İkisinde de gözlerimi gezdirdim Affan elini fincana uzatmış bizi dinlemiyor gibi gözüküyordu ama can kulağı ile dinlediğini biliyordum,gözlerimi Ömer babada sabitleyip tek nefeste söyledim.

"Affan yaşıyor olabilir baba, hatta aslında eminim "

Ömer babanın gözleri irileşmiş donup kalmıştı, Affan ise içtiği çay boğazına kaçmış deli gibi öksürüyordu.

Hemen ayağa kalkıp yanına vardım bir yandan sırtına vururken diğer yandan konuşuyordum "İyimisiniz Araf bey"

Kafasını bana çevirip gözlerimin içine baktı korku vardı gözlerinde endişe.

"Ben iyiyim sadece boğazıma kaçtı bir an"

"Bu nerden çıktı kızım bunu düşündüren nedir sana"

Ellerimi Affanın üzerinden çekip kendi yerime tekrar geçtim.

"Biliyorsun o denizden herhangi bir ceset çıkmadı ozamanlar, polisler aramayı kesince adam tutup ben aratmaya devam ettim hiç birzaman vazgeçmedim onu aramaktan."

Affana baktım gözlerinde ki korku artmış elleri yumruk olmuştu,

"Buldun mu?" Ömer babanın sorduğu şaşkın ve korku dolu soru ile kafamı ona çevirdim.
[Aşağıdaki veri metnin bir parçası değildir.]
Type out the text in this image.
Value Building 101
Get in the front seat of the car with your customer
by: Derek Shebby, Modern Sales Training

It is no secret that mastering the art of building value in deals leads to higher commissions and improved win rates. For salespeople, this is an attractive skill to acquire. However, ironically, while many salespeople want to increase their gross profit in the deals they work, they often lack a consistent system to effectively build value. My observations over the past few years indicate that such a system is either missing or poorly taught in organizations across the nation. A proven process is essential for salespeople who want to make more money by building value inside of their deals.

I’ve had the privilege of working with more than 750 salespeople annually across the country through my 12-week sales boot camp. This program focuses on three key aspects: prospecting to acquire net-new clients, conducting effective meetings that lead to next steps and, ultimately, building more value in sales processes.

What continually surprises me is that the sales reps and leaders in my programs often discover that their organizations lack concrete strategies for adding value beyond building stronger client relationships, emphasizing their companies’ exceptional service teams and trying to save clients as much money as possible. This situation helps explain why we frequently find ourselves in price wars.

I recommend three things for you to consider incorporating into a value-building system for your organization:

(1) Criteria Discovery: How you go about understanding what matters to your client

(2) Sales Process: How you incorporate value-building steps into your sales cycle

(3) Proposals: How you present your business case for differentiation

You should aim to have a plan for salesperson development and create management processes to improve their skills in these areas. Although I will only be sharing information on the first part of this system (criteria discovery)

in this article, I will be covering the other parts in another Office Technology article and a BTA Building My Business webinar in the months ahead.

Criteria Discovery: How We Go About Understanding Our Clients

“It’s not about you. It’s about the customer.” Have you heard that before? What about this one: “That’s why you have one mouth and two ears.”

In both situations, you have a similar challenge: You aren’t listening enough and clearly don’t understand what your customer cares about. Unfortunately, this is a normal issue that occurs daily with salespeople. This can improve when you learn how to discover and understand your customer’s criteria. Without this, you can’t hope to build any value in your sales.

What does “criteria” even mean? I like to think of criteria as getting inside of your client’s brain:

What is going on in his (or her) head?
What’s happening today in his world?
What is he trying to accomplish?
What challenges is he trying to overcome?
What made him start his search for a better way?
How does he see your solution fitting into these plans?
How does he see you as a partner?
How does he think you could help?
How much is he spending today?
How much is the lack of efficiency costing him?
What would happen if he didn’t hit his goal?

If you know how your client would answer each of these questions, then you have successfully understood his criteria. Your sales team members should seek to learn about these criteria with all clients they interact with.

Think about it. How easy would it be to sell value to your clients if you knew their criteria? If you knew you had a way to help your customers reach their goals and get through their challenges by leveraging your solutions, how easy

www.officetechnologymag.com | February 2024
"Buldum" gözlerim şimdi sadece Affana bakıyordu ikiside donup kaldı.

Gözlerinde ki şok okadar büyüktüki ne yapacağını bilemiyor gibiydi.

"Aslında o kaybolduktan 2 sene sonra buldum, şimdi sana açıklıyorum." dedim

Affandan hala ses çıkmazken Ömer baba boğazını temizleyip, masanın üzerinde olan suyu alıp bir kaç yudum içti bardağı masaya bırakıp bana döndü.

"Peki neden hiç söylemedin, o biliyor mu  yaşadığını bildiğini?"

"Hayır bilmiyor,bilmeyecekte, sana söyleseydim eğer onu bulurdun ve hesap sorardın bunu istemedim. " ayağa kalkıp  kenarda ki soğutucudan viski çıkarıp  yanından aldığım   bir bardağa  doldurdum, biraz kafamın bulanmasına ihtiyacım vardı.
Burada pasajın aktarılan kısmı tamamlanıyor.